Gone are the days of our giant raclette parties in New York City (for now), so instead we’ll be continuing our tradition chez nous (and we advise you to do it as well). We’ve compiled an easy how-to for a raclette party-of-one (or two if you’d like to double the ingredients). Making raclette at home is as easy as (cheese) cake, and a cozy antidote to the winter blues, if you know what to buy.
What is Raclette?
Raclette is a heavy Alpine dish that skiers and families from the region indulge in as a remedy to a cold day. The success of the dish mostly relies on the quality of the cheese (which is excellent in the Alps), known as raclette. It is a firm cheese made from cow’s milk, which ranges from ivory to gold in color, with a soft and creamy consistency and few holes. Flavor can range from mildly fruity to aromatic depending on the degree of ripeness.
The Raclette grill
Raclette is typically served on a special kind of grill specifically designed for this purpose. The cheese is heated until bubbling, and then scraped onto potatoes and charcuterie. In fact, the word “raclette” means “to scrape” in French, and the cheese is named after this style of serving. Full size commercial raclette grills heat the wheel of cheese from above, and the top layer of cheese is periodically scraped off. But smaller, individual-sized raclette grills are designed to heat individual slices of raclette directly on the surface of the grill.
Individual Raclette Grills
There are plenty of pricey raclette makers, and entire sets filled with everything down to the cheese slices and vegetables, but this adorable mini raclette grill works with simple candle light, illuminating little cow cutouts as it heats the pan. It is easily transportable for a picnic or ski chalet getaway. You can also use the tray to melt cheese over a fire or a grill. Try it once and you’ll be ordering another one immediately after for all your friends and family.
If you really want to invest in an at-home raclette setup, this raclette grill serves 8, and costs just under $100.
Where to Buy Raclette Cheese
Mifroma offers raclette cheese slices neatly packaged in a plastic container, which can be found through the online marketplace Mercato, or on Instacart. The site igourmet also has a variety of raclette cheeses available for delivery. If you’re shopping in person, both Trader Joe’s and Whole Foods sell sliced raclette, as does the NYC cheesemonger Murray’s Cheese. If you can’t find raclette, melty Alpine cheeses like gruyère and Swiss cheese can achieve a similar effect.

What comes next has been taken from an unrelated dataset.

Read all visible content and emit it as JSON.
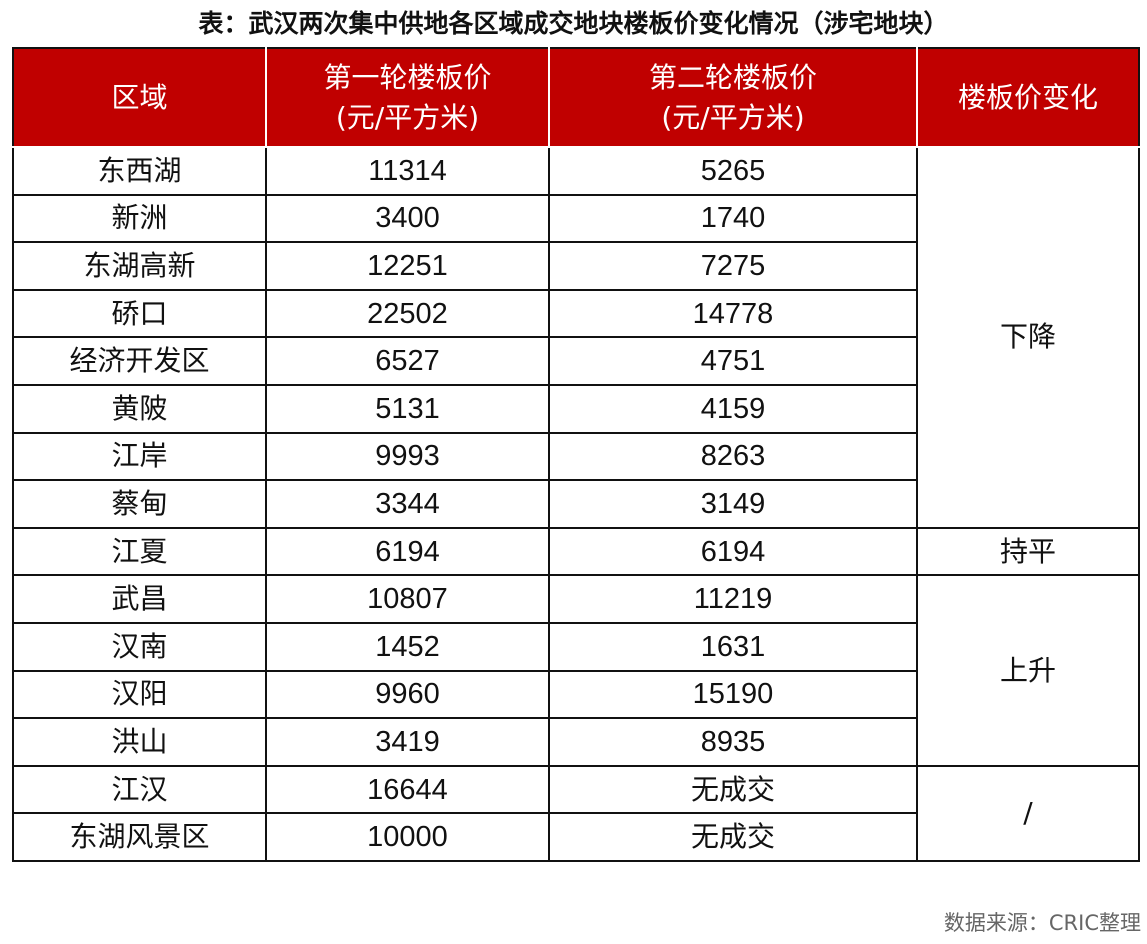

What to Serve with Raclette
There are a few essential ingredients you’ll need to make a proper raclette spread. There’s the cheese, obviously. Then you should make sure to get your charcuterie, such as lardons, speck, salami, sopressata, or whatever you prefer. You could even grill a steak or roll some asparagus in pieces of speck or prosciutto. Veggies like boiled potatoes, bell peppers, onions, mushrooms, and asparagus are also welcome. Keep in mind that this is quite a carb-heavy dish, so the more greens, the better. And to cut through all those carbs and fat, you’ll want crunchy, tangy French cornichons. Maille is the usual go-to brand, also available Stateside, but the cornichons sold at Trader Joe’s are a great budget dupe.
Can You Eat the Rind of Raclette Cheese?
The rind of raclette cheese is actually considered to be something of a delicacy. Heat it along with the rest of your cheese, and it will become crispy and delicious.
What’s the difference between Raclette vs. Fondue?
Raclette and fondue, though both cheese-based Swiss/Alpine dishes, are quite different. Raclette is made exclusively from raclette cheese, while fondue can contain a variety of cheeses. Fondue also contains other ingredients, like white wine and kirsch. While both raclette and fondue are served with other ingredients like potatoes, vegetables, bread, and charcuterie, raclette is scraped over the accompaniments, while the bread and veggies used for fondue are dipped into the fondue.